Biomedical applications of prokaryotic carbonic anhydrases
Published in Expert Opinion on Therapeutic Patents, 2018
Claudiu T. Supuran, Clemente Capasso
CA inhibitors (CAIs) are small molecules capable to bind the catalytic metal ion, the metal coordinated-water molecule, and the occlusion of the active site [45,46]. Following these observations they can be grouped into four different groups: (1) the metal ion binders, such as anion, sulfonamides and their bioisosteres, dithiocarbamates, xanthates, etc.; (2) compounds like phenols, polyamines, thioxocoumarins, sulfocumarins, which anchor to the zinc-coordinated water molecule/hydroxide ion; (3) compounds, such as coumarins and their isosteres, which occlude the active site entrance; and (4) finally, compounds, which inhibit the CA binding out of the active site [46]. The most investigated CAIs are anions and sulfonamides [46–49]. Sulfonamides were discovered by Domagk in 1935 [50], which were the first antimicrobial drugs.
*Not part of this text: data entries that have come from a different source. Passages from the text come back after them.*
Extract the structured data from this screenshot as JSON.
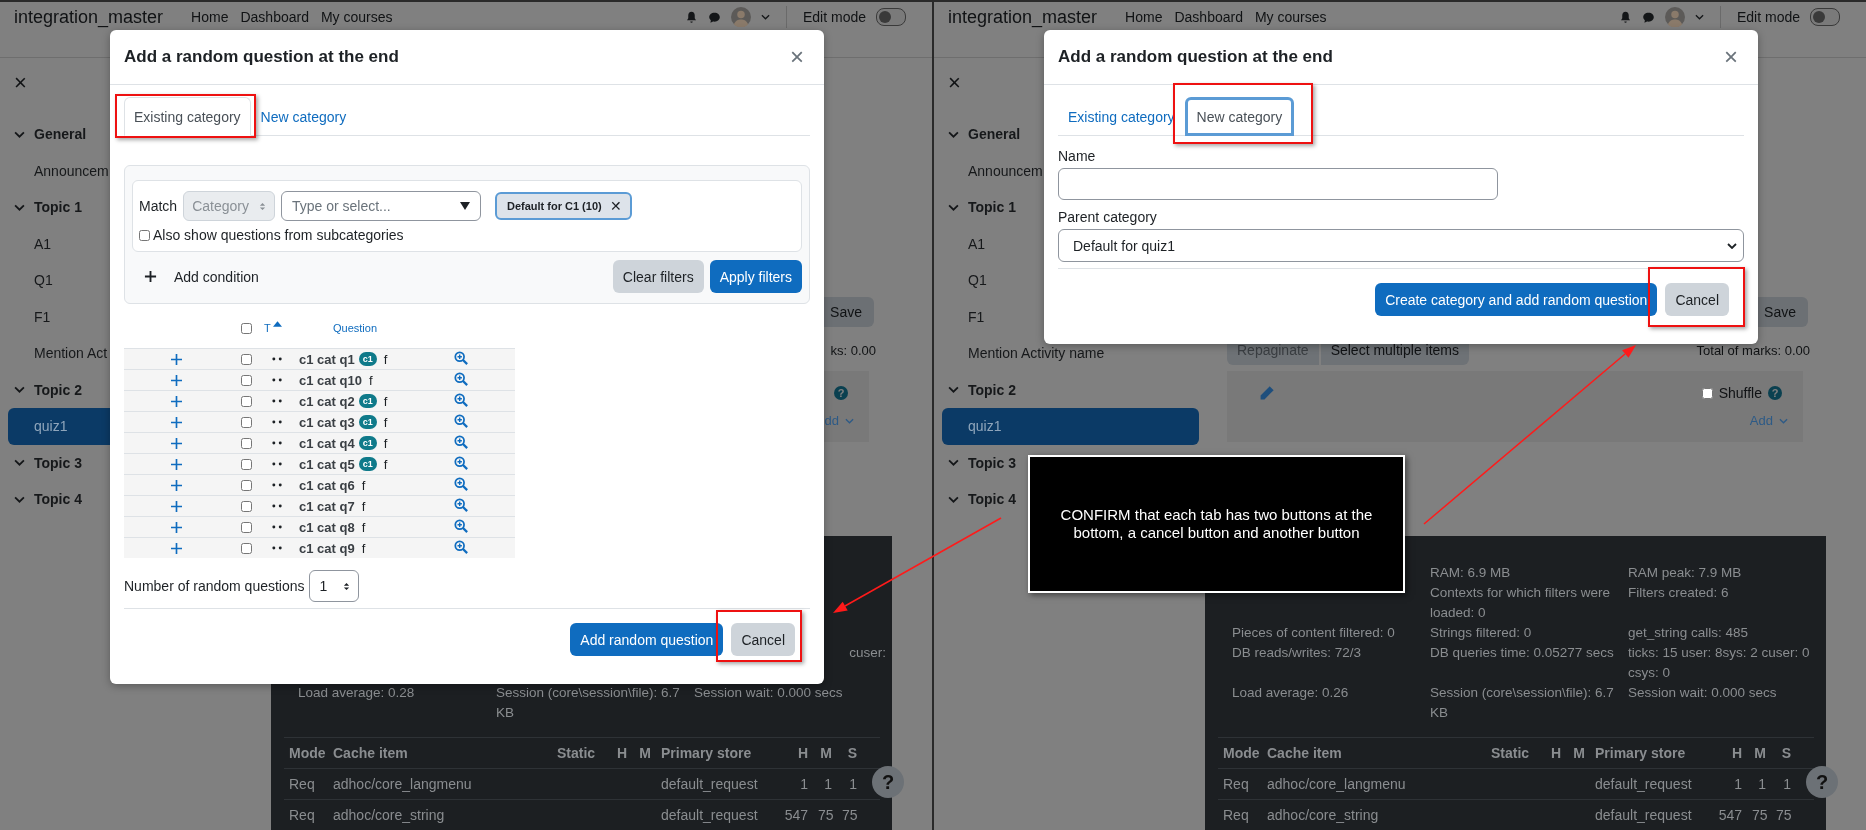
{
  "panels": [
    {
      "navbar": {
        "site_name": "integration_master",
        "links": [
          "Home",
          "Dashboard",
          "My courses"
        ],
        "edit_mode": {
          "label": "Edit mode",
          "on": false
        }
      },
      "sidebar": {
        "close": "×",
        "sections": [
          {
            "label": "General",
            "expanded": true,
            "children": [
              {
                "label": "Announcem",
                "selected": false
              }
            ]
          },
          {
            "label": "Topic 1",
            "expanded": true,
            "children": [
              {
                "label": "A1",
                "selected": false
              },
              {
                "label": "Q1",
                "selected": false
              },
              {
                "label": "F1",
                "selected": false
              },
              {
                "label": "Mention Act",
                "selected": false
              }
            ]
          },
          {
            "label": "Topic 2",
            "expanded": true,
            "children": [
              {
                "label": "quiz1",
                "selected": true
              }
            ]
          },
          {
            "label": "Topic 3",
            "expanded": true
          },
          {
            "label": "Topic 4",
            "expanded": true
          }
        ]
      },
      "content": {
        "save": "Save",
        "marks": "ks: 0.00",
        "help": "?",
        "add": "dd"
      },
      "footer": {
        "stats": [
          {
            "kind": "tail",
            "col_3": "cuser:"
          },
          {
            "kind": "full",
            "col_1": "Load average: 0.28",
            "col_2": "Session (core\\session\\file): 6.7 KB",
            "col_3": "Session wait: 0.000 secs"
          }
        ],
        "cache_table": {
          "columns": [
            "Mode",
            "Cache item",
            "Static",
            "H",
            "M",
            "Primary store",
            "H",
            "M",
            "S"
          ],
          "rows": [
            {
              "mode": "Req",
              "cache_item": "adhoc/core_langmenu",
              "primary_store": "default_request",
              "h": "1",
              "m": "1",
              "s": "1"
            },
            {
              "mode": "Req",
              "cache_item": "adhoc/core_string",
              "primary_store": "default_request",
              "h": "547",
              "m": "75",
              "s": "75"
            }
          ]
        }
      },
      "help": "?",
      "modal": {
        "title": "Add a random question at the end",
        "close": "×",
        "tabs": [
          {
            "label": "Existing category",
            "selected": true,
            "focused": false
          },
          {
            "label": "New category",
            "selected": false,
            "focused": false
          }
        ],
        "body": {
          "kind": "existing",
          "match_label": "Match",
          "condition_type": "Category",
          "search_placeholder": "Type or select...",
          "chip": "Default for C1 (10)",
          "chip_remove": "✕",
          "subcategories": {
            "label": "Also show questions from subcategories",
            "checked": false
          },
          "add_condition": "Add condition",
          "clear_filters": "Clear filters",
          "apply_filters": "Apply filters",
          "table": {
            "select_all_checked": false,
            "type_header": "T",
            "question_header": "Question",
            "rows": [
              {
                "name": "c1 cat q1",
                "tag": "c1",
                "note": "f",
                "checked": false
              },
              {
                "name": "c1 cat q10",
                "note": "f",
                "checked": false
              },
              {
                "name": "c1 cat q2",
                "tag": "c1",
                "note": "f",
                "checked": false
              },
              {
                "name": "c1 cat q3",
                "tag": "c1",
                "note": "f",
                "checked": false
              },
              {
                "name": "c1 cat q4",
                "tag": "c1",
                "note": "f",
                "checked": false
              },
              {
                "name": "c1 cat q5",
                "tag": "c1",
                "note": "f",
                "checked": false
              },
              {
                "name": "c1 cat q6",
                "note": "f",
                "checked": false
              },
              {
                "name": "c1 cat q7",
                "note": "f",
                "checked": false
              },
              {
                "name": "c1 cat q8",
                "note": "f",
                "checked": false
              },
              {
                "name": "c1 cat q9",
                "note": "f",
                "checked": false
              }
            ]
          },
          "count_label": "Number of random questions",
          "count": "1"
        },
        "buttons": [
          {
            "label": "Add random question",
            "kind": "primary"
          },
          {
            "label": "Cancel",
            "kind": "secondary"
          }
        ]
      }
    },
    {
      "navbar": {
        "site_name": "integration_master",
        "links": [
          "Home",
          "Dashboard",
          "My courses"
        ],
        "edit_mode": {
          "label": "Edit mode",
          "on": false
        }
      },
      "sidebar": {
        "close": "×",
        "sections": [
          {
            "label": "General",
            "expanded": true,
            "children": [
              {
                "label": "Announcem",
                "selected": false
              }
            ]
          },
          {
            "label": "Topic 1",
            "expanded": true,
            "children": [
              {
                "label": "A1",
                "selected": false
              },
              {
                "label": "Q1",
                "selected": false
              },
              {
                "label": "F1",
                "selected": false
              },
              {
                "label": "Mention Activity name",
                "selected": false
              }
            ]
          },
          {
            "label": "Topic 2",
            "expanded": true,
            "children": [
              {
                "label": "quiz1",
                "selected": true
              }
            ]
          },
          {
            "label": "Topic 3",
            "expanded": true
          },
          {
            "label": "Topic 4",
            "expanded": true
          }
        ]
      },
      "content": {
        "save": "Save",
        "repaginate": "Repaginate",
        "select_multiple": "Select multiple items",
        "marks": "Total of marks: 0.00",
        "shuffle": {
          "label": "Shuffle",
          "checked": false
        },
        "help": "?",
        "add": "Add"
      },
      "footer": {
        "stats": [
          {
            "kind": "full",
            "col_2": "RAM: 6.9 MB",
            "col_3": "RAM peak: 7.9 MB"
          },
          {
            "kind": "full",
            "col_2": "Contexts for which filters were loaded: 0",
            "col_3": "Filters created: 6"
          },
          {
            "kind": "full",
            "col_1": "Pieces of content filtered: 0",
            "col_2": "Strings filtered: 0",
            "col_3": "get_string calls: 485"
          },
          {
            "kind": "full",
            "col_1": "DB reads/writes: 72/3",
            "col_2": "DB queries time: 0.05277 secs",
            "col_3": "ticks: 15 user: 8sys: 2 cuser: 0 csys: 0"
          },
          {
            "kind": "full",
            "col_1": "Load average: 0.26",
            "col_2": "Session (core\\session\\file): 6.7 KB",
            "col_3": "Session wait: 0.000 secs"
          }
        ],
        "cache_table": {
          "columns": [
            "Mode",
            "Cache item",
            "Static",
            "H",
            "M",
            "Primary store",
            "H",
            "M",
            "S"
          ],
          "rows": [
            {
              "mode": "Req",
              "cache_item": "adhoc/core_langmenu",
              "primary_store": "default_request",
              "h": "1",
              "m": "1",
              "s": "1"
            },
            {
              "mode": "Req",
              "cache_item": "adhoc/core_string",
              "primary_store": "default_request",
              "h": "547",
              "m": "75",
              "s": "75"
            }
          ]
        }
      },
      "help": "?",
      "modal": {
        "title": "Add a random question at the end",
        "close": "×",
        "tabs": [
          {
            "label": "Existing category",
            "selected": false,
            "focused": false
          },
          {
            "label": "New category",
            "selected": true,
            "focused": true
          }
        ],
        "body": {
          "kind": "new",
          "name_label": "Name",
          "parent_label": "Parent category",
          "parent_value": "Default for quiz1"
        },
        "buttons": [
          {
            "label": "Create category and add random question",
            "kind": "primary"
          },
          {
            "label": "Cancel",
            "kind": "secondary"
          }
        ]
      }
    }
  ],
  "annotation": {
    "callout": "CONFIRM that each tab has two buttons at the bottom, a cancel button and another button"
  }
}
The first sulfonamide showing effective antibacterial activity was Prontosil, a sulfanilamide prodrug isosteric/isostructural with p-aminobenzoic acid (PABA) [51]. In the following years, a range of analogs, the so-called ‘sulfa drug class’ entered into clinical use, and many of them are still widely used. A library of 40 compounds, 39 sulfonamides and one sulfamate, were used as CAIs (Figure 3) [3,7,10,11,28,34,52–61].